4. En premier lieu, par un arrêté du 24 mars 2025, régulièrement publié au recueil des actes administratifs de la préfecture du même jour, le préfet de Seine-et-Marne a donné délégation à Mme F C, cheffe du bureau de l’éloignement et signataire de l’arrêté en litige, à effet de signer notamment les décisions attaquées.
5. En deuxième lieu, il est constant, selon les termes mêmes de la requête, que le requérant « est sans domicile », qu’il « ne bénéficie d’aucune attache familiale en France, ni d’aucune ressource », que, « Depuis l’expulsion de son foyer, ce dernier se trouve en situation d’errance et ne dispose d’aucun hébergement stable, ni même d’une adresse de domiciliation », qu’ « Il n’est en possession ni d’un titre de séjour ni d’un récépissé de titre de séjour », qu’ « Il ne connait personne sur le territoire français, il n’a personne pour le soutenir et l’accompagner », qu’ « Il ne dispose donc pas de ressources suffisantes pour pouvoir subvenir à ses besoins ». Le requérant ainsi dépourvu de toute attache personne et familiale en France.
6. En troisième lieu, le requérant ne saurait utilement invoquer la méconnaissance des articles L. 222-5, L. 222-5-1 et R. 222-6 du code de l’action sociale et des familles à l’encontre d’une obligation de quitter le territoire français et des décisions dont cette mesure d’éloignement est susceptible d’être assortie, alors qu’au demeurant, les dispositions du 5° de l’article L. 222-5 dans sa rédaction issue de la loi n° 2024-42 du 26 janvier 2024 excluent de leur champ d’application les jeunes majeurs « faisant l’objet d’une décision portant obligation de quitter le territoire français en application de l’article L. 611-1 du code de l’entrée et du séjour des étrangers et du droit d’asile ».
7. Il résulte de ce qui précède que la requête ne comporte que « des moyens de légalité externe manifestement infondés », « des moyens inopérants » et « des moyens qui ne sont assortis que de faits manifestement insusceptibles de venir à leur soutien » au sens du 7° de l’article R. 222-1 du code de justice administrative.

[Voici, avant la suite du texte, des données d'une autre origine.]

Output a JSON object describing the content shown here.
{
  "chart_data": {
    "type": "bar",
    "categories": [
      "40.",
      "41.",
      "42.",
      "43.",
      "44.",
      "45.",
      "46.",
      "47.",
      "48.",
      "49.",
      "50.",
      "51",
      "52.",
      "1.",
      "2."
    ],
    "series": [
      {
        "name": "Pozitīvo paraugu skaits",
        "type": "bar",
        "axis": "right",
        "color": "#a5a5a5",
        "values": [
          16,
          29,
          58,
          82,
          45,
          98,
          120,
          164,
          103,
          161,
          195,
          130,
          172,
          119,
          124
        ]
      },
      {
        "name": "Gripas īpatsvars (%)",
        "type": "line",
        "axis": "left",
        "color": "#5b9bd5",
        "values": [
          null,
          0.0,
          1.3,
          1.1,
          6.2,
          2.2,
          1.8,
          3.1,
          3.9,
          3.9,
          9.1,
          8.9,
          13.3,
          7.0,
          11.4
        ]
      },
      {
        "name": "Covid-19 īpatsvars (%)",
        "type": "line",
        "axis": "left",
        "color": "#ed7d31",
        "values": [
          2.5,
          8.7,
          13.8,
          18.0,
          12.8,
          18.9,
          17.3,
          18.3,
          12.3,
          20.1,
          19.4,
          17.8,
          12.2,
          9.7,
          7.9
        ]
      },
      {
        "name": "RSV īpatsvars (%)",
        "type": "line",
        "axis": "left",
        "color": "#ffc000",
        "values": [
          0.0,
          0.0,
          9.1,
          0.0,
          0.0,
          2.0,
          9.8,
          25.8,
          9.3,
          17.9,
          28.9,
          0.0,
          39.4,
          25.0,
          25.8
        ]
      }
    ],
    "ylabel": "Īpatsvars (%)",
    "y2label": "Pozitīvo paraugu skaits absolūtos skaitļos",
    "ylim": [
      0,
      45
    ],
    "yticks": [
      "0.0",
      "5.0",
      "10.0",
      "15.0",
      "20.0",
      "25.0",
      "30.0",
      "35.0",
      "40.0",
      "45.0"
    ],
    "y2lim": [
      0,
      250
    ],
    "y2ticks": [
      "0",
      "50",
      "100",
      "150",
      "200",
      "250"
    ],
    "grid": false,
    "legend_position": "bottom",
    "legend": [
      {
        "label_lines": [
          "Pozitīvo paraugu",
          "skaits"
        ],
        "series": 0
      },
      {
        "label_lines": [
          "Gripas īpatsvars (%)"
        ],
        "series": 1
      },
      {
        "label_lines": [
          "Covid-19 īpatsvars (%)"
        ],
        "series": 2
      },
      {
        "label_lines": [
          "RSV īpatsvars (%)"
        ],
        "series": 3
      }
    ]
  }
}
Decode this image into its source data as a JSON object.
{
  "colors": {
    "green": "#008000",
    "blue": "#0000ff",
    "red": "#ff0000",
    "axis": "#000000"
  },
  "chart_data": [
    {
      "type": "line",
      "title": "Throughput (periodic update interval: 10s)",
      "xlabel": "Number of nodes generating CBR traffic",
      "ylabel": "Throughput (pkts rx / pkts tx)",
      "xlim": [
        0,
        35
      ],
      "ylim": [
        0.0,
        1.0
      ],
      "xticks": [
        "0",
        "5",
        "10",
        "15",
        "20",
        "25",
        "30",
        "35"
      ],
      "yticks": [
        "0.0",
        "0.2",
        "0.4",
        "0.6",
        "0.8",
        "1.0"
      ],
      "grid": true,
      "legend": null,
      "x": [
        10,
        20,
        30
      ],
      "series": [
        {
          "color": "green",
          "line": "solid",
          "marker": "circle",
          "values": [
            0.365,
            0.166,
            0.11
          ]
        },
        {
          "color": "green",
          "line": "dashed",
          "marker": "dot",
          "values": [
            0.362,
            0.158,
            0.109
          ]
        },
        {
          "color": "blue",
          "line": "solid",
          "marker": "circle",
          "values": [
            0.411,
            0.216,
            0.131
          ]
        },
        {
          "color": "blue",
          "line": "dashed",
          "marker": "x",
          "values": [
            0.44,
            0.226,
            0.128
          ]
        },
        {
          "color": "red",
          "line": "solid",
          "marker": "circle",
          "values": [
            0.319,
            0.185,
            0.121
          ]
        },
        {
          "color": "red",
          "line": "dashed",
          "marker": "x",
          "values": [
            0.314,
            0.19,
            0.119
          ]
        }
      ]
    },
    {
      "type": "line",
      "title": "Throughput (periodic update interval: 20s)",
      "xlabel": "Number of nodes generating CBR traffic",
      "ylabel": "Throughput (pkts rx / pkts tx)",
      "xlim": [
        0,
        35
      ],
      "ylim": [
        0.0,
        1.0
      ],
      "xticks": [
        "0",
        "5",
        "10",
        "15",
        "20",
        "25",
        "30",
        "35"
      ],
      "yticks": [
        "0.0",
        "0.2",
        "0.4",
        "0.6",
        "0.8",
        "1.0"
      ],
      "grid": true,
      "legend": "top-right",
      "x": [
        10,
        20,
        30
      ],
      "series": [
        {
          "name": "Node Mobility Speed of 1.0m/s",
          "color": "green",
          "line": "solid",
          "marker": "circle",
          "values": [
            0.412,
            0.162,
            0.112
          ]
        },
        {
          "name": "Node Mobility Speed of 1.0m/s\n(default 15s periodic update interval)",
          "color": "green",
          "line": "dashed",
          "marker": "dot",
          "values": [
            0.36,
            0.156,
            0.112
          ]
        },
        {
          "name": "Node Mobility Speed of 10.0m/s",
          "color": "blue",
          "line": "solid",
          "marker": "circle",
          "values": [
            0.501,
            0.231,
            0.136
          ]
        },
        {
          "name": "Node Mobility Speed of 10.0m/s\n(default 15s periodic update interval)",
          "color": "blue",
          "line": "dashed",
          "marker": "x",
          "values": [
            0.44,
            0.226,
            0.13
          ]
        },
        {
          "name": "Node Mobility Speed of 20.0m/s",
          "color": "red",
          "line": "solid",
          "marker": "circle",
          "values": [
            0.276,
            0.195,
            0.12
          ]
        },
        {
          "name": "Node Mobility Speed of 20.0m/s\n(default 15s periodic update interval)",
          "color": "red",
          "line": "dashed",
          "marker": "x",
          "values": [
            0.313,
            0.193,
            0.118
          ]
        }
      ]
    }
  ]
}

Le délai de recours contentieux étant expiré il y a lieu, par application de ces dispositions, de rejeter la requête.
O R D O N N E :
Article 1er : La requête de M. D B est rejetée.
Article 2 : La présente ordonnance sera notifiée à M. E D B et au préfet de Seine-et-Marne.
Copie en sera adressée au ministre de l’intérieur.
Fait à Melun, le 8 septembre 2025.
Le président de la 8ème chambre,
X. POTTIER
La République mande et ordonne au préfet de Seine-et-Marne en ce qui le concerne ou à tous commissaires de justice à ce requis en ce qui concerne les voies de droit commun, contre les parties privées, de pourvoir à l’exécution de la présente décision.